On that fateful night when I was eighteen, I had a friend pick me up and cried in his car, saying that I was a lesbian. He told me, “Elena, you might not be lesbian. You’re probably bisexual. I mean, you had the biggest crush on CJ a few months ago and you’ve had boyfriends. It’s just something to consider.” And if I’m being honest, that blew my mind.

It had never occurred to me that I could be bisexual. I wasn’t even entirely sure what it meant to be bisexual. I knew it was being attracted to both men and women, but I didn’t fully understand the essence of bisexuality. No one ever sat me down and explained sexuality to me, but I casually learned it through growing up. I definitely never knew that bisexuality was an option for me.

As ashamed as I am to say, I had always sort of thought that bisexuals were just horny and wanting to hook up with whoever they were attracted to, regardless of gender. I guess it’s partly true. (Not the part about being horny though.)

It took me a few years to truly understand what it was like being a bisexual woman. At first, it was embarrassing. Telling my family and friends was uncomfortable and I felt ashamed. I hated the gross questions and assumptions.

Then, I went through a phase where I thought, “It’s 2018, no one cares who I love.” But again, I was proven wrong. Not everyone in my family accepts me for who I am, and I still have friends who tell me that I’m just going through a phase. I had to end relationships because my sexuality was an issue for my partner.

Truthfully, I’ve given up on trying to explain myself to other people. I’ll occasionally correct people when they refer to me as bisexual, and I doubt I’ll ever be fully comfortable with my family’s weird comments, jokes, and passive aggressive insults. But for the most part, especially in my own private life, I’m comfortable with who I am.

When I first had sex with a woman, it was like I was finally myself.
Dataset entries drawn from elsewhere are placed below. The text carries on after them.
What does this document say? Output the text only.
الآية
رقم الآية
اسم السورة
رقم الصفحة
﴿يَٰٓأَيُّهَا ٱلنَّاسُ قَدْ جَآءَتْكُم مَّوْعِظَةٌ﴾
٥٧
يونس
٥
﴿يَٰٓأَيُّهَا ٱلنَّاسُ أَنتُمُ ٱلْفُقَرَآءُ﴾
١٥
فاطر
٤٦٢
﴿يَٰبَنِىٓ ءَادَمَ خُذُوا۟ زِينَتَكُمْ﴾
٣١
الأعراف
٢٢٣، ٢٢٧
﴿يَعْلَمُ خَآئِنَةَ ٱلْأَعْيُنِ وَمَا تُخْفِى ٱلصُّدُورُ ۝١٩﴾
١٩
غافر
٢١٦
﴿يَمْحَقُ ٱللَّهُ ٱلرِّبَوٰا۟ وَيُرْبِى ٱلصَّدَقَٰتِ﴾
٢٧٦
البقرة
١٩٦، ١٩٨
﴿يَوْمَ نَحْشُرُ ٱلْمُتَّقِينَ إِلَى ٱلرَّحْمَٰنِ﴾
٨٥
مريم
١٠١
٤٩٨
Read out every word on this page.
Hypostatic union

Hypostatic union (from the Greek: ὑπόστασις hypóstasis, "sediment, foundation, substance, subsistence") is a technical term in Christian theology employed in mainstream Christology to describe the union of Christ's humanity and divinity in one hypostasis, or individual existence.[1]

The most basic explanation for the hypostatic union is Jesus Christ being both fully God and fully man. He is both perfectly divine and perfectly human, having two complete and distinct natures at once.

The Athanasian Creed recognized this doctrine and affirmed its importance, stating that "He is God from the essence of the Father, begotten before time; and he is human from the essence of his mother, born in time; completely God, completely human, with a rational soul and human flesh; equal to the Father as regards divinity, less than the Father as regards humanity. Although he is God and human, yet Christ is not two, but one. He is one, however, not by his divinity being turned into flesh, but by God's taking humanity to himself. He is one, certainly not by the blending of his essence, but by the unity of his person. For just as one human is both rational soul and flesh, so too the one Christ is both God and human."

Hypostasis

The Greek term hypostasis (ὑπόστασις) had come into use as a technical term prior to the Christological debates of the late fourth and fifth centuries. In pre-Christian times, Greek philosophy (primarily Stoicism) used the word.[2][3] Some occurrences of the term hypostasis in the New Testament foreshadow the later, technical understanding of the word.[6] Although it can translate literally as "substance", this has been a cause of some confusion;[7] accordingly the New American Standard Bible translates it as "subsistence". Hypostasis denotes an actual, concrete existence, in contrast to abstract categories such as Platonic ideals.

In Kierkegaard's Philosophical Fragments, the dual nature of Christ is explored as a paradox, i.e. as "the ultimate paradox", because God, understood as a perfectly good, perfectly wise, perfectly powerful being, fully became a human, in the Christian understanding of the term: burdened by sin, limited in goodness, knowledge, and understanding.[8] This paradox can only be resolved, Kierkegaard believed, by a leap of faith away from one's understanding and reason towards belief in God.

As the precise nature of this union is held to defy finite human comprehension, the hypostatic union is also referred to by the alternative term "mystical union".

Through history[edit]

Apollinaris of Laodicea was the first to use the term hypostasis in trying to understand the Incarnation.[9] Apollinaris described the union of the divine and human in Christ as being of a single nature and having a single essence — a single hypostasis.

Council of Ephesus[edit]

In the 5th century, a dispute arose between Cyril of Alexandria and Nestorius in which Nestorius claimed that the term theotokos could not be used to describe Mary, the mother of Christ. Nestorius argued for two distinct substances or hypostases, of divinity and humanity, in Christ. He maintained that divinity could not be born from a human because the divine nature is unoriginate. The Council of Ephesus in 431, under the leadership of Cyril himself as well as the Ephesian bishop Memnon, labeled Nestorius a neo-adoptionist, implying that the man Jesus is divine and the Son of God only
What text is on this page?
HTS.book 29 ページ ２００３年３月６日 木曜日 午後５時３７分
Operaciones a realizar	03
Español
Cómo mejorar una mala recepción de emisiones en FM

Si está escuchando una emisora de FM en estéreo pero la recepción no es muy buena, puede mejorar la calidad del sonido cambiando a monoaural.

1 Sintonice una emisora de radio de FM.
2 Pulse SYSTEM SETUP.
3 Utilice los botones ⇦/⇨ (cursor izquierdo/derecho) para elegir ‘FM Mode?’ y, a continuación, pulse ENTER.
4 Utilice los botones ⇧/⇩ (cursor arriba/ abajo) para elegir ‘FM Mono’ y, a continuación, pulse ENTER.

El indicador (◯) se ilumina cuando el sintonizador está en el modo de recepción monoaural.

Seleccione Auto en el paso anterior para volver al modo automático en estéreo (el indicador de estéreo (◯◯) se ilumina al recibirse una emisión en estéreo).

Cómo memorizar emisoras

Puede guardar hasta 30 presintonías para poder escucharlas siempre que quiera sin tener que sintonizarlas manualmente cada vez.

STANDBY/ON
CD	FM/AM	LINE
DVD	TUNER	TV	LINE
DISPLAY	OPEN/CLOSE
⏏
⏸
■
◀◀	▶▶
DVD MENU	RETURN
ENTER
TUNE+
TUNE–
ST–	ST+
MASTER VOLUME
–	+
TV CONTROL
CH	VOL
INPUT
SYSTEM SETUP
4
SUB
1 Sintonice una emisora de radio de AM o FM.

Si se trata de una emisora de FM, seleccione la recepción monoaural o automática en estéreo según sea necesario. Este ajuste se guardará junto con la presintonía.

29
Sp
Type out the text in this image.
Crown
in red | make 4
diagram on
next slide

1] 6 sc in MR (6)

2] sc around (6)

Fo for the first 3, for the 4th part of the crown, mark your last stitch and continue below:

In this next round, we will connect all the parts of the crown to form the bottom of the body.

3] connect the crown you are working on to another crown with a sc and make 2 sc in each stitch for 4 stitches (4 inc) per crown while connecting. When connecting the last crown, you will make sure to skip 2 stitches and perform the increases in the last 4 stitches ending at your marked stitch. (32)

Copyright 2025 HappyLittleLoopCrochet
I had been having sex with men for years, and I liked it, but I always felt incomplete. I always felt like I had never truly experienced being alive. When I had sex with a woman, it felt like I was normal, as weird as that sounds.

As cliche as it sounds, I learned that if I am to be truly happy, I can’t worry about what other people think of me. I can’t let people tell me who I am. I’m not lesbian, I’m not confused or going through a phase. I’m me. And I’m different but I have a community of queer people who have experienced and are experiencing the same things as I am. It took me a long time, but I’m finally comfortable and confident with who I am.